こんにちは。えいぷりおです。
2020年秋に出版された野原広子さんのコミックエッセイ『妻が口をきいてくれません』を読みました。
この本は、夫婦関係に悩むすべての人に読んでもらいたいです。
「あ、これは自分の物語だ…!」
「妻はあの時、こんなふうに苦しかったのか…」
「夫はあの時、こんなふうに悩んでいたのか…」
きっとこんなふうに共感したり、考えさせられたりして、何らかのヒントが得られると思います。
【夫婦関係の修復を目指して】
夫から見た世界 ~なぜ妻は無視するようになったのか~
この作品は、3部構成になっています。第1章は夫の視点で、第2章は妻の視点で描かれ、第3章では周囲の人たちが関わりながら、夫婦が新たなステージに進んでいきます。
夫はある日を境に、妻から完全に無視されるようになります。最初は軽く考えていた夫は、徐々にその深刻さに気づき始めます。なんと妻の無視は、5年以上も続くことになるのです。
けれど、何が原因か分からない。教えてほしいと懇願しても無視される。次第に妻に話しかけることが恐怖になっていきます。
「最近、妻の近くにいると息ができない。うまく話せない。体が強張る」
僕には、この夫の心境が痛いほどよく分かります。僕も妻から無視されたり、何を言っても人格否定されるという経験をしてきたからです。
それはまさに「生き地獄」。どんなに努力しても、妻と一緒に生きていく道が見つけられず、離婚の二文字が迫ってくる…
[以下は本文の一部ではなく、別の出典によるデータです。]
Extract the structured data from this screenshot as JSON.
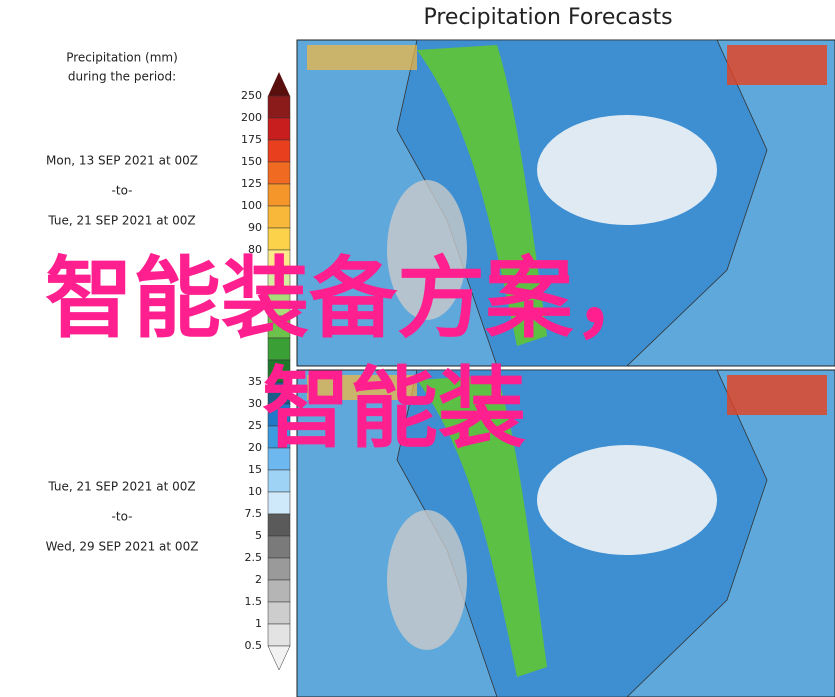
{
  "header": {
    "title": "Precipitation Forecasts"
  },
  "legend": {
    "title": [
      "Precipitation (mm)",
      "during the period:"
    ],
    "ticks": [
      250,
      200,
      175,
      150,
      125,
      100,
      90,
      80,
      35,
      30,
      25,
      20,
      15,
      10,
      7.5,
      5,
      2.5,
      2,
      1.5,
      1,
      0.5
    ]
  },
  "periods": [
    {
      "start": "Mon, 13 SEP 2021 at 00Z",
      "to": "-to-",
      "end": "Tue, 21 SEP 2021 at 00Z"
    },
    {
      "start": "Tue, 21 SEP 2021 at 00Z",
      "to": "-to-",
      "end": "Wed, 29 SEP 2021 at 00Z"
    }
  ],
  "overlay": {
    "line1": "智能装备方案，",
    "line2": "智能装"
  }
}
追い詰められていく夫の心境に、僕は自分自身を重ね合わせて、胸が痛くなりました。
けれど第2章に入ると、その認識が180度覆されていくのです。
妻から見た世界 ~なぜ夫は共感してくれないのか~
第2章は妻の視点で描かれ、夫を無視するに至った心の動きが明らかになっていきます。
夫が何気なく発した言葉の数々によって、妻はどれほど傷つけられてきたのか…
夫の存在を心の中から消してしまわなければ生きていけないほどに、どうしようもなく追い詰められていく妻の悲しみが描かれていきます。
そして、夫のすべてが嫌いになっていく心境が語られます。
「一度嫌いになったら転げ落ちるようにどんどん嫌いになっていく。歩く音が嫌い。歯磨きの音が嫌い。服のぬぎ方が嫌い。靴下のぬぎ方が嫌い。食べ方が嫌い。ドアの閉め方が嫌い…」
僕の妻もこんなふうに僕のことを嫌いになっていったのか… 妻の心の中を覗いてしまったような気持ちになって、息が苦しくなりました。
第1章で夫に共感していた自分が、第2章では夫の愚かさに自分を重ねて打ちひしがれる… この作品は読む者の心を激しく揺さぶります。
ふたりが進んでいく世界 ~周囲の人たちとの関わりの中で~
そして最終章、会話のなかった5年以上の月日を経て、夫婦は新たなステージに進んでいきます。
ネタバレになるので結末は書きませんが、大事なポイントとなるのは幼い子供たちの存在です。
妻は一番苦しいときに子供たちに救われます。そして夫は、子供たちを通じて妻の苦しみに初めて気付きます。
夫の同僚や妻の友人も、重要な役割を果たします。
夫婦関係は密室化して周囲の世界から切り離されていきがちです。だからこそ、周りの人たちとの繋がりが不可欠です。
夫の同僚は「まだやり直せると思う。本当に一人になったら寂しいよ」と励まします。
妻の友人は「ダンナさん、やさしいね。口きかないことを許してたって、それって… 愛されてたんじゃないの?」と、頑なになった心を解きほぐします。
僕にも、こういう言葉をかけてくれる人が数人います。悩みを打ち明けることができる、本当に尊敬できる人たちです。
殻に閉じこもらずに自らを客観視するためにも、彼等のような存在を、大切にしていきたいと思いました。
あとがき
この作品のラストは、ハッピーエンドとも言い切れないし、残念な結末とも言えない。その後の二人の紆余曲折が暗示されつつ幕を閉じます。
この複雑な後味こそ、夫婦関係の本質なのかもしれません。
夫婦の悩みに答える解説本は色々あると思いますが、この『妻が口をきいてくれません』という作品は、理屈ではなく心にダイレクトに伝わってくるという点で画期的です。
素朴な絵でありながら、登場人物の表情が豊かで、心の機微が繊細に描き出されているのです。
夫婦関係がうまくいかず、疲れ切っているときにこそ、読みやすくて心に染みるこの漫画がおすすめです。きっと何らかのヒントを見つけられるでしょう。